A bag contains mangoes that are either green or yellow. The ratio of green mangoes to yellow mangoes in the bag is 3 to 5. When two green mangoes are removed and ten yellow mangoes are added, the ratio becomes 2 to 5. How many green mangoes were originally in the bag?

Say that the original number of green mangoes is g and the original number of yellow mangoes is y. So you know that \dfrac{g}{y}=\dfrac{3}{5}.

When two green mangoes are removed, and 10 yellow mangoes are added, the ratio becomes \dfrac{g-2}{y+10}=\dfrac{2}{5}.

Now we have two equations and two variables—we can solve for g to get the answer we seek!

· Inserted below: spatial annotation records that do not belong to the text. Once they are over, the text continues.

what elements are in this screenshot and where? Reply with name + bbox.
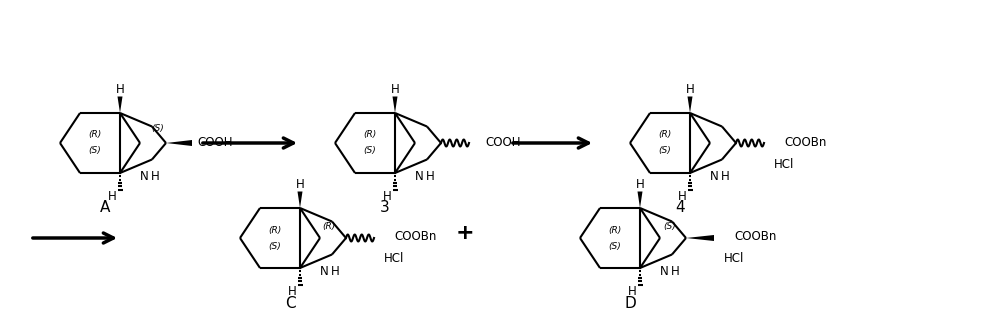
Polygon shape xyxy=(392,96,398,113)
Text: COOH: COOH xyxy=(197,135,232,149)
Text: N: N xyxy=(320,265,328,278)
Text: H: H xyxy=(628,285,636,298)
Text: H: H xyxy=(721,170,730,183)
Text: N: N xyxy=(710,170,718,183)
Text: (R): (R) xyxy=(363,131,377,139)
Text: (S): (S) xyxy=(659,147,671,155)
Text: COOH: COOH xyxy=(485,135,520,149)
Text: N: N xyxy=(140,170,148,183)
Text: 4: 4 xyxy=(675,200,685,215)
Text: HCl: HCl xyxy=(384,253,404,265)
Text: D: D xyxy=(624,296,636,311)
Text: N: N xyxy=(660,265,668,278)
Text: H: H xyxy=(678,190,686,203)
Text: (S): (S) xyxy=(152,125,164,133)
Text: H: H xyxy=(636,178,644,191)
Text: H: H xyxy=(383,190,391,203)
Text: N: N xyxy=(415,170,423,183)
Polygon shape xyxy=(638,192,642,208)
Text: H: H xyxy=(686,83,694,96)
Polygon shape xyxy=(688,96,692,113)
Text: (R): (R) xyxy=(323,221,336,231)
Text: (R): (R) xyxy=(88,131,102,139)
Text: +: + xyxy=(456,223,474,243)
Text: H: H xyxy=(288,285,296,298)
Text: (R): (R) xyxy=(658,131,672,139)
Text: H: H xyxy=(426,170,435,183)
Text: (S): (S) xyxy=(609,241,621,251)
Text: H: H xyxy=(151,170,160,183)
Polygon shape xyxy=(118,96,122,113)
Text: H: H xyxy=(391,83,399,96)
Text: H: H xyxy=(671,265,680,278)
Text: (S): (S) xyxy=(269,241,281,251)
Polygon shape xyxy=(298,192,302,208)
Text: COOBn: COOBn xyxy=(784,135,826,149)
Text: C: C xyxy=(285,296,295,311)
Text: (R): (R) xyxy=(608,226,622,235)
Text: (R): (R) xyxy=(268,226,282,235)
Text: 3: 3 xyxy=(380,200,390,215)
Text: COOBn: COOBn xyxy=(734,231,776,243)
Text: (S): (S) xyxy=(364,147,376,155)
Text: H: H xyxy=(116,83,124,96)
Text: COOBn: COOBn xyxy=(394,231,436,243)
Text: H: H xyxy=(296,178,304,191)
Text: H: H xyxy=(108,190,116,203)
Text: (S): (S) xyxy=(89,147,101,155)
Text: HCl: HCl xyxy=(774,157,794,171)
Text: (S): (S) xyxy=(663,221,676,231)
Text: A: A xyxy=(100,200,110,215)
Polygon shape xyxy=(686,235,714,241)
Text: HCl: HCl xyxy=(724,253,744,265)
Polygon shape xyxy=(166,140,192,146)
Text: H: H xyxy=(331,265,340,278)
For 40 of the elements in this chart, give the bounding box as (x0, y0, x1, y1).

Manipulate the first equation to set it equal to y:

    \begin{align*}\dfrac{g}{y}&=\dfrac{3}{5}\\5g&=3y\\\dfrac{5}{3}g&=y\end{align*}

Now substitute into the other equation:

    \begin{align*}\dfrac{g-2}{\frac{5}{3}g+10}&=\dfrac{2}{5}\\5(g-2)&=2\left(\dfrac{5}{3}g+10\right)\\5g-10&=\dfrac{10}{3}g+20\\\dfrac{15}{3}g-10&=\dfrac{10}{3}g+20\\\dfrac{5}{3}g&=30\\g&=18\end{align*}

You can check your work on this easily enough. If there were originally 18 green mangoes and the ratio of green to yellow was 3 to 5, then there were originally 30 yellow mangoes. What happens if you take away 2 green mangoes and add 10 yellow mangoes? You end up with 16 green and 40 yellow, which simplifies to a ratio of 2 to 5, just like the question said.

One last note here. You didn’t provide answer choices for this question so I assume there weren’t any. However, if there were answer choices here, this would be an ideal question to backsolve—essentially to “check your work” like we just did in the last paragraph without doing the work!